Preference shares, more commonly known as preferred stock, are shares of an
enterprise’s stock with dividends that are paid out to the members before equity shares
dividends are circulated. If the enterprise enters insolvency, the members with preferred
stock are designated to be paid from company assets. Most of the preference shares
have a fixed dividend, while normally do not. Preferred stock shareholders do not
possess any voting rights, but equity shareholders typically do.
Features of Preference Shares:
• Preference shares are a long-term source of finance
• The dividend payable on preference shares (PS) is usually higher than the debenture
interest
• Preference shareholders (PSH) get a fixed rate of dividend regardless of the volume of profit
What are Equity Shares?
Equity shares were earlier called as ordinary shares. The shareholders of such shares are
the authentic owners of the enterprise. They possess voting right in the huddles of
holders of the enterprise. They have a command over the working of the enterprise.

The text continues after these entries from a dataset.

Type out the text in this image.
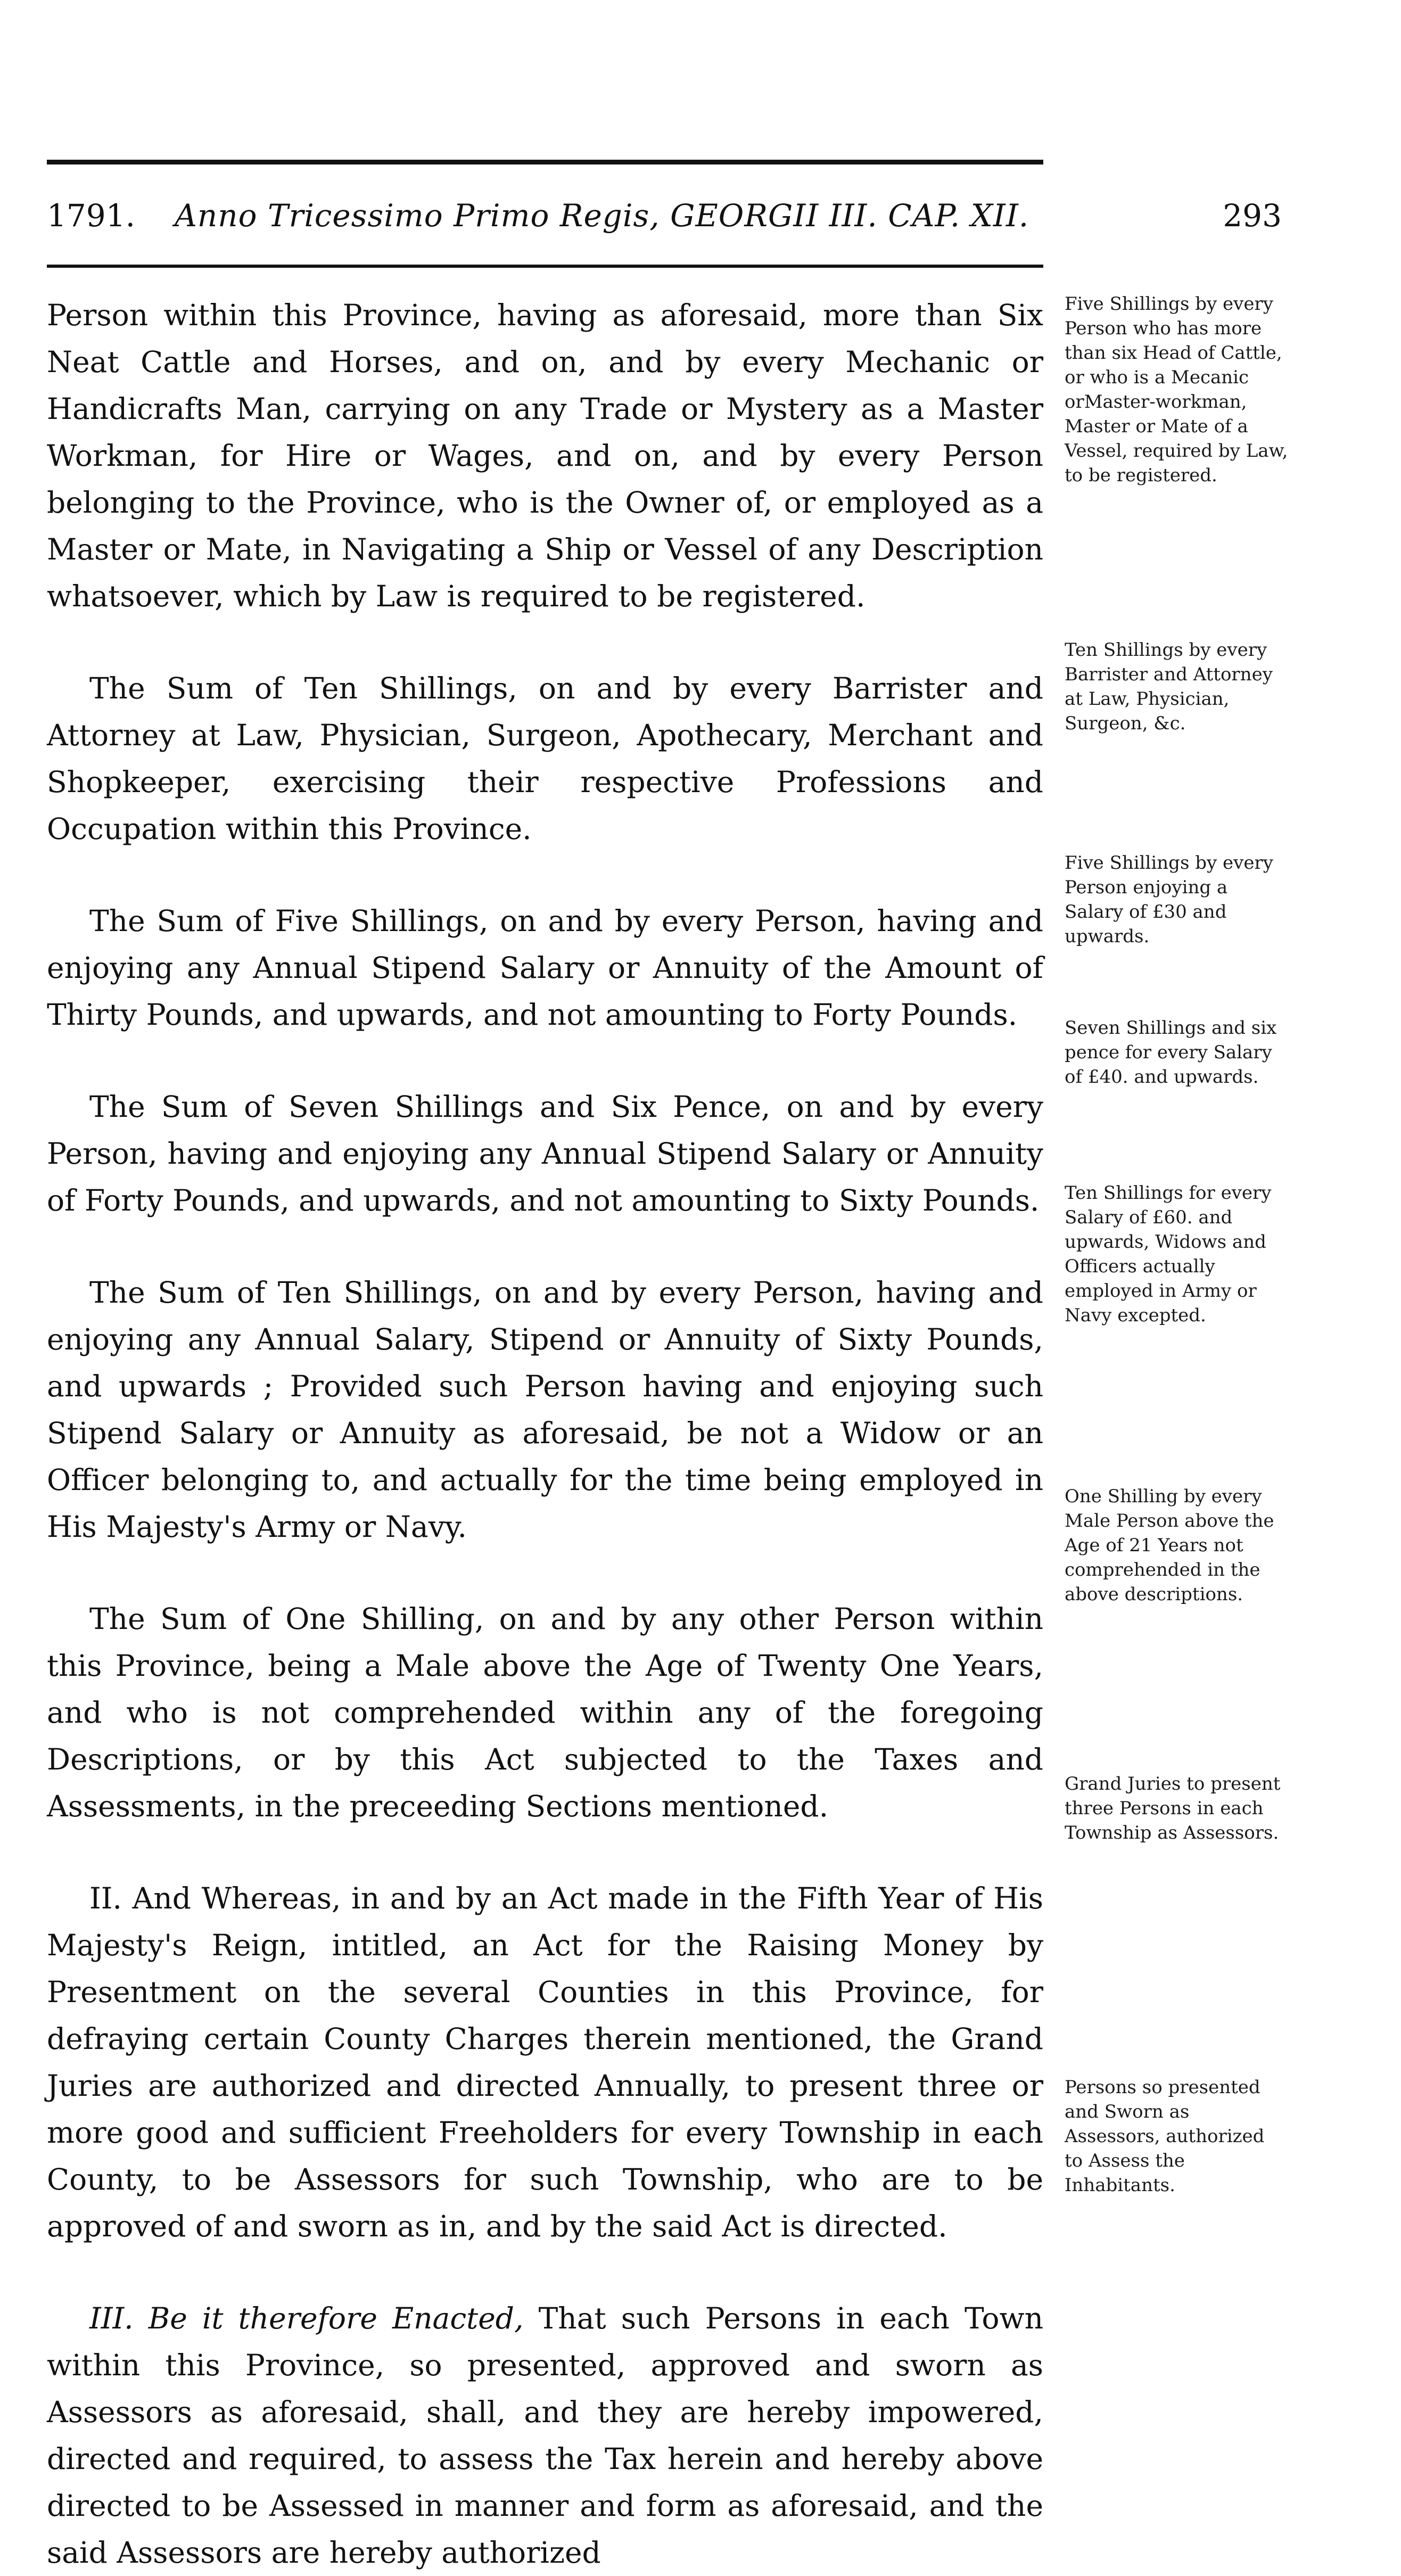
1791. Anno Tricessimo Primo Regis, GEORGII III. CAP. XII.	293

Person within this Province, having as aforesaid, more than Six Neat Cattle and Horses, and on, and by every Mechanic or Handicrafts Man, carrying on any Trade or Mystery as a Master Workman, for Hire or Wages, and on, and by every Person belonging to the Province, who is the Owner of, or employed as a Master or Mate, in Navigating a Ship or Vessel of any Description whatsoever, which by Law is required to be registered.

The Sum of Ten Shillings, on and by every Barrister and Attorney at Law, Physician, Surgeon, Apothecary, Merchant and Shopkeeper, exercising their respective Professions and Occupation within this Province.

The Sum of Five Shillings, on and by every Person, having and enjoying any Annual Stipend Salary or Annuity of the Amount of Thirty Pounds, and upwards, and not amounting to Forty Pounds.

The Sum of Seven Shillings and Six Pence, on and by every Person, having and enjoying any Annual Stipend Salary or Annuity of Forty Pounds, and upwards, and not amounting to Sixty Pounds.

The Sum of Ten Shillings, on and by every Person, having and enjoying any Annual Salary, Stipend or Annuity of Sixty Pounds, and upwards ; Provided such Person having and enjoying such Stipend Salary or Annuity as aforesaid, be not a Widow or an Officer belonging to, and actually for the time being employed in His Majesty's Army or Navy.

The Sum of One Shilling, on and by any other Person within this Province, being a Male above the Age of Twenty One Years, and who is not comprehended within any of the foregoing Descriptions, or by this Act subjected to the Taxes and Assessments, in the preceeding Sections mentioned.

II. And Whereas, in and by an Act made in the Fifth Year of His Majesty's Reign, intitled, an Act for the Raising Money by Presentment on the several Counties in this Province, for defraying certain County Charges therein mentioned, the Grand Juries are authorized and directed Annually, to present three or more good and sufficient Freeholders for every Township in each County, to be Assessors for such Township, who are to be approved of and sworn as in, and by the said Act is directed.

III. Be it therefore Enacted, That such Persons in each Town within this Province, so presented, approved and sworn as Assessors as aforesaid, shall, and they are hereby impowered, directed and required, to assess the Tax herein and hereby above directed to be Assessed in manner and form as aforesaid, and the said Assessors are hereby authorized

Five Shillings by every Person who has more than six Head of Cattle, or who is a Mecanic orMaster-workman, Master or Mate of a Vessel, required by Law, to be registered.

Ten Shillings by every Barrister and Attorney at Law, Physician, Surgeon, &c.

Five Shillings by every Person enjoying a Salary of £30 and upwards.

Seven Shillings and six pence for every Salary of £40. and upwards.

Ten Shillings for every Salary of £60. and upwards, Widows and Officers actually employed in Army or Navy excepted.

One Shilling by every Male Person above the Age of 21 Years not comprehended in the above descriptions.

Grand Juries to present three Persons in each Township as Assessors.

Persons so presented and Sworn as Assessors, authorized to Assess the Inhabitants.
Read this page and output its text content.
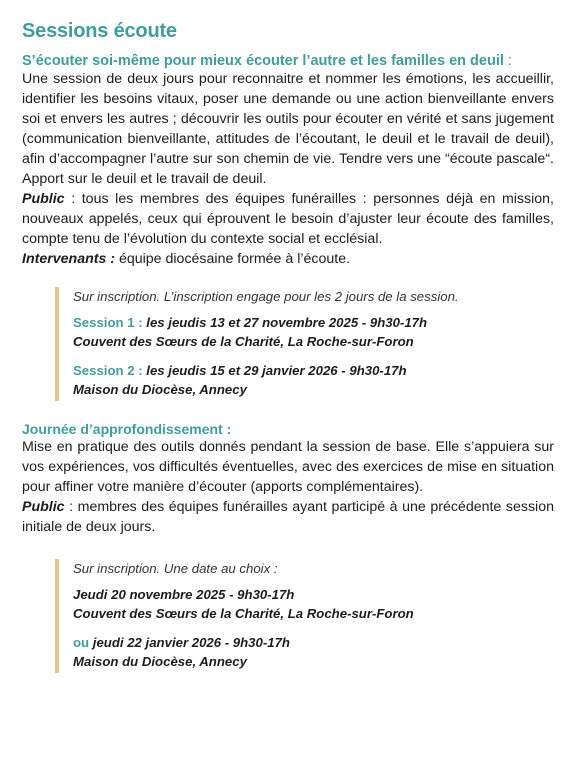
Sessions écoute
S’écouter soi-même pour mieux écouter l’autre et les familles en deuil :

Une session de deux jours pour reconnaitre et nommer les émotions, les accueillir, identifier les besoins vitaux, poser une demande ou une action bienveillante envers soi et envers les autres ; découvrir les outils pour écouter en vérité et sans jugement (communication bienveillante, attitudes de l’écoutant, le deuil et le travail de deuil), afin d’accompagner l’autre sur son chemin de vie. Tendre vers une “écoute pascale“. Apport sur le deuil et le travail de deuil.

Public : tous les membres des équipes funérailles : personnes déjà en mission, nouveaux appelés, ceux qui éprouvent le besoin d’ajuster leur écoute des familles, compte tenu de l’évolution du contexte social et ecclésial.

Intervenants : équipe diocésaine formée à l’écoute.

Sur inscription. L’inscription engage pour les 2 jours de la session.

Session 1 : les jeudis 13 et 27 novembre 2025 - 9h30-17h
Couvent des Sœurs de la Charité, La Roche-sur-Foron
Session 2 : les jeudis 15 et 29 janvier 2026 - 9h30-17h
Maison du Diocèse, Annecy
Journée d’approfondissement :

Mise en pratique des outils donnés pendant la session de base. Elle s’appuiera sur vos expériences, vos difficultés éventuelles, avec des exercices de mise en situation pour affiner votre manière d’écouter (apports complémentaires).

Public : membres des équipes funérailles ayant participé à une précédente session initiale de deux jours.

Sur inscription. Une date au choix :

Jeudi 20 novembre 2025 - 9h30-17h
Couvent des Sœurs de la Charité, La Roche-sur-Foron
ou jeudi 22 janvier 2026 - 9h30-17h
Maison du Diocèse, Annecy
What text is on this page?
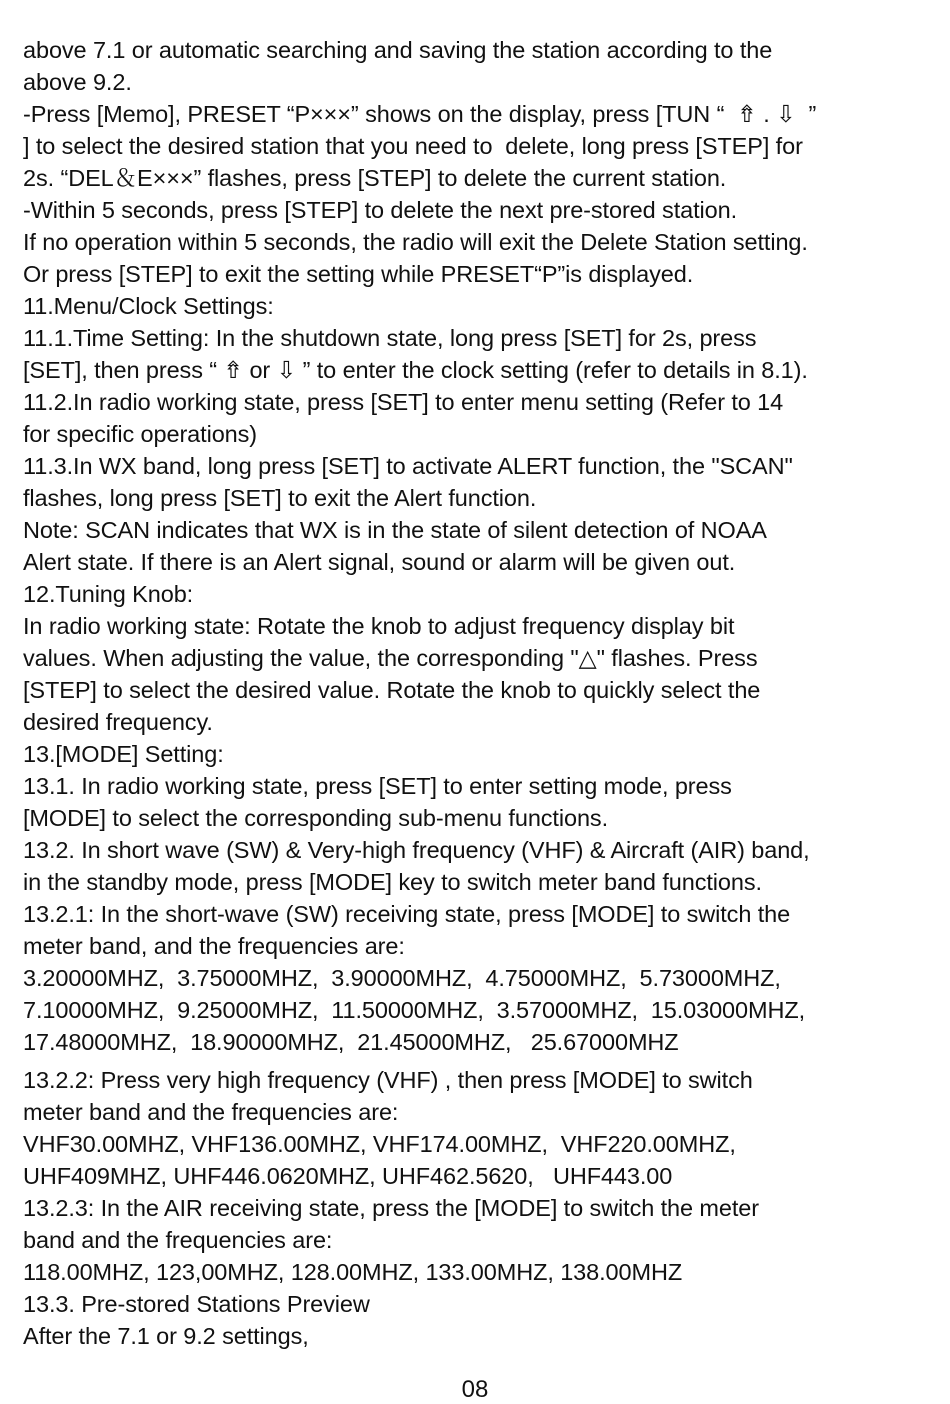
above 7.1 or automatic searching and saving the station according to the
above 9.2.
-Press [Memo], PRESET “P×××” shows on the display, press [TUN “  ⇮ . ⇩  ”
] to select the desired station that you need to  delete, long press [STEP] for
2s. “DEL＆E×××” flashes, press [STEP] to delete the current station.
-Within 5 seconds, press [STEP] to delete the next pre-stored station.
If no operation within 5 seconds, the radio will exit the Delete Station setting.
Or press [STEP] to exit the setting while PRESET“P”is displayed.
11.Menu/Clock Settings:
11.1.Time Setting: In the shutdown state, long press [SET] for 2s, press
[SET], then press “ ⇮ or ⇩ ” to enter the clock setting (refer to details in 8.1).
11.2.In radio working state, press [SET] to enter menu setting (Refer to 14
for specific operations)
11.3.In WX band, long press [SET] to activate ALERT function, the "SCAN"
flashes, long press [SET] to exit the Alert function.
Note: SCAN indicates that WX is in the state of silent detection of NOAA
Alert state. If there is an Alert signal, sound or alarm will be given out.
12.Tuning Knob:
In radio working state: Rotate the knob to adjust frequency display bit
values. When adjusting the value, the corresponding "△" flashes. Press
[STEP] to select the desired value. Rotate the knob to quickly select the
desired frequency.
13.[MODE] Setting:
13.1. In radio working state, press [SET] to enter setting mode, press
[MODE] to select the corresponding sub-menu functions.
13.2. In short wave (SW) & Very-high frequency (VHF) & Aircraft (AIR) band,
in the standby mode, press [MODE] key to switch meter band functions.
13.2.1: In the short-wave (SW) receiving state, press [MODE] to switch the
meter band, and the frequencies are:
3.20000MHZ,  3.75000MHZ,  3.90000MHZ,  4.75000MHZ,  5.73000MHZ,
7.10000MHZ,  9.25000MHZ,  11.50000MHZ,  3.57000MHZ,  15.03000MHZ,
17.48000MHZ,  18.90000MHZ,  21.45000MHZ,   25.67000MHZ
13.2.2: Press very high frequency (VHF) , then press [MODE] to switch
meter band and the frequencies are:
VHF30.00MHZ, VHF136.00MHZ, VHF174.00MHZ,  VHF220.00MHZ,
UHF409MHZ, UHF446.0620MHZ, UHF462.5620,   UHF443.00
13.2.3: In the AIR receiving state, press the [MODE] to switch the meter
band and the frequencies are:
118.00MHZ, 123,00MHZ, 128.00MHZ, 133.00MHZ, 138.00MHZ
13.3. Pre-stored Stations Preview
After the 7.1 or 9.2 settings,
08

Equity shareholders are given dividend only after paying it to the preference
shareholders.
Features of Equity Shares:
Equity share capital remains with the company. It is given back only when the
enterprise is closed
Equity shareholders possess voting rights and select the management of the enterprise

Most Asked Accounting Questions


1) What Do You Mean By Financial Accounting?
The term financial accounting is used for summarizing and gathering financial data plan
to arrange financial reports such as income statement, the balance sheet for the
organization's management lenders, suppliers and other stakeholders.
2) What Are Some Most Famous Accountings Software?
Following is a list of some most famous accounting software:
Tally, Free Agent, FreshBooks, Sage 50 cloud, Zoho Books etc.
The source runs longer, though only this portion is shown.